Troy (Nicholas Cage), Mad Dog (Willem Dafoe) e
Diesel (Christopher Matthew Cook). Tre
volti di tre piccoli criminali scontenti e sfigati, incapaci di gioire delle
poche vittorie della vita, destinati a servire il volto più grottesco della
commedia nera. Il loro rapporto si basa sulla fiducia, sul cameratismo
alimentato nel carcere di San Quintino. C'è la volontà di fare girare bene le
cose, coprirsi a vicenda, essere più professionali possibili, ma la testa è in
pappa. Troppo sballo da stupefacenti e poche coccole per Mad Dog, troppa
pignoleria e paura di sbagliare e essere inadeguato per Diesel, per Troy troppo
sentimentalismo e pessimismo cosmico che si traduce in un deleterio
"contratto con Dio", come direbbe Will Eisner. Che tutto finirà a
scatafascio si capisce già dopo i primi esaltanti minuti, in cui un Dafoe mai
così sballato e mai così patetico cerca di sopravvivere, completamente fatto,
a un pomeriggio nella casetta tutta rosa della sua cicciona e petulante
ragazzotta con figlia e fervente cattolica.

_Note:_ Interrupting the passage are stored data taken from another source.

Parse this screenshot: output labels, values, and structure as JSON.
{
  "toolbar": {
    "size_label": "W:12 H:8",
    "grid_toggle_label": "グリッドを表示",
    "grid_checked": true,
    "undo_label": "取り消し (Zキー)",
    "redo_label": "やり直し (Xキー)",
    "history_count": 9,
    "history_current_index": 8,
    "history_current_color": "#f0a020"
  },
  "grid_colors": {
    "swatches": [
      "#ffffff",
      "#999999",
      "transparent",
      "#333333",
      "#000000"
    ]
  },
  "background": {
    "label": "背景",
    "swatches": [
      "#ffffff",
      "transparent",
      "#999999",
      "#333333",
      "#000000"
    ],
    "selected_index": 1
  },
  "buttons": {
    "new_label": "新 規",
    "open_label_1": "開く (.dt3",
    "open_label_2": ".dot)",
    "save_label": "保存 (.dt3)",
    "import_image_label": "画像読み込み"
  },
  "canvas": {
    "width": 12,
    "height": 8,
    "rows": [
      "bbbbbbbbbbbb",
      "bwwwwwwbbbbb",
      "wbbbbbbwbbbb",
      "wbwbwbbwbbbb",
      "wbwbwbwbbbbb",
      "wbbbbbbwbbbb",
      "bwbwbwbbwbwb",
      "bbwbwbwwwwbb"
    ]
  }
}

Le cose non migliorano dopo che un
piccolo colpo potrebbe cambiare la vita dei tre, perché loro non sanno gioire,
stanno sempre a combattere contro i loro demoni interiori. Poi tutto si fa
confusissimo, lisergico, quasi mistico. I freni saltano e il viaggio
cinematografico diventa viaggio interiore e al contempo psichedelico. La
narrazione, già episodica, si fa criptica e ci sembra di stare guardando un
episodio di Breaking Bad parecchio sotto acido.
- ok,
cosa ho visto? È dai tempi di Paura e Delirio a Las Vegas o di Trainspotting
che non assisto a uno spettacolo così psichedelico su dei totali
"losers", divertenti quanto patetici ma in fondo titanici, eroici
nell'affrontare una vita che va tutta storta, forse per "punizione divina"

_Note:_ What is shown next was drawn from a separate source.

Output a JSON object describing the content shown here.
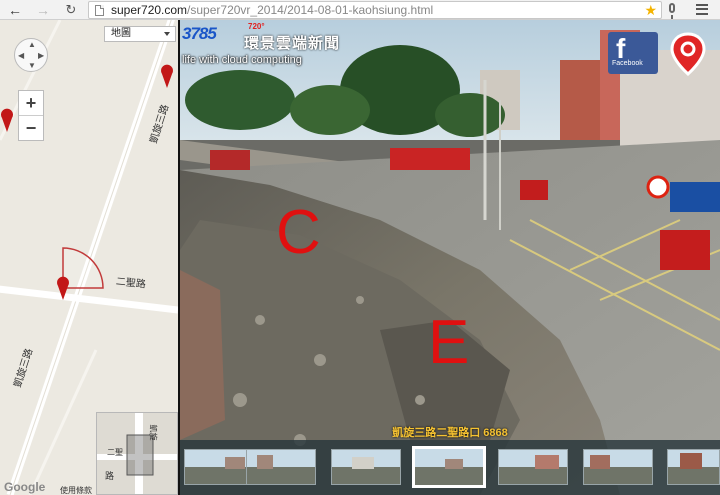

ai loro peccati. Gli attori si divertono e ci divertono nel descriverci
un'America mai così piatta e priva di prospettive, mai così ipocrita. Ed è un
film cattivo, sinceramente cattivo nell'animo, che non risparmia e non fa
sconti alle povere vittime del passaggio dei tre, vittime ree di essere degli
"inquadrati", di credere in qualcosa, di stare "a posto".
La satira che ne esce fuori è feroce e gustosa, ma il meccanismo pecca un po'
di limature.
Sarà la
produzione low-cost, sarà la natura episodica frammentata al punto da sembrare
una raccolta di barzellette nere, sarà l'empatia difficile da instaurare verso
personaggi che sono veramente border-line, ma la costruzione scricchiola. Si avverte davvero, soprattutto nel finale, l'assenza di scene di
raccordo, ci si sente persi in un mondo che è la riduzione eccessiva del
romanzo da cui è tratto, sempre dello stesso autore (autore che ama pure
Tarantino), in quanto non avendo già in testa la pagina stampata si perdono
molte sfumature. Cane mangia Cane è uno strano meteorite che cade in questa
oltre-soleggiata estate nelle nostre sale. Potente come una peperonata, ma al
contempo straniante per i 40 gradi percepiti a cui dobbiamo trangugiarla. Se vi
piace però il piccante, in un panorama di titoli per il cinema fin troppi educati
e laccati, avete forse trovato il ruvido, sconclusionato è un po' troppo
cattivo spettacolo di cui avete bisogno.